Despite the fact that many people are familiar with their ears, eyes, nose and mouths, most are unfamiliar with the structures that make up the female genital tract. A recent study by researchers at Addenbrookes Hospital found that only 46 percent of participants could correctly identify how many "holes" a woman has down there. The most commonly cited was the vagina, followed by the anus.

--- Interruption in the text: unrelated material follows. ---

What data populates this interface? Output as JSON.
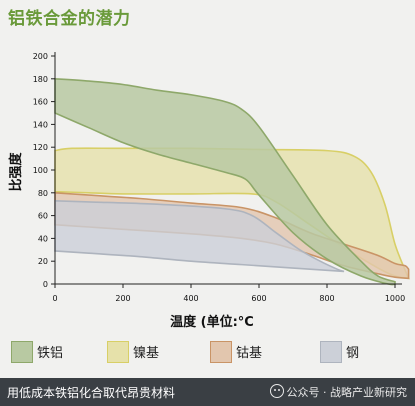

Generally speaking, women have three holes down there: the urethra (the tube that carries urine outside of the body), the vagina and the anus. The urethra is located in front of the vagina, while the vagina and anus are located within the pelvic area. The vulva can expand to accommodate a larger object, like a penny or a bottle of water, if needed.
The vulva is the opening to the vagina, where babies are born and period blood flows during menstruation. It’s also the hole where a penis, finger, sex toy or tampon can be inserted. A thin membrane called the hymen usually surrounds or partially covers this opening, but it can be stretched by physical activity, sexual intercourse and the insertion of tampons.
The ovaries release eggs during ovulation. These eggs then travel down the fallopian tubes, where fertilization typically occurs if sperm meets an egg. The fallopian tubes have tiny openings, known as fimbriae, which help capture the released eggs. They are then carried into the uterus, where pregnancy is formed. The ovaries, fallopian tubes and cervix all work together to allow for conception to occur.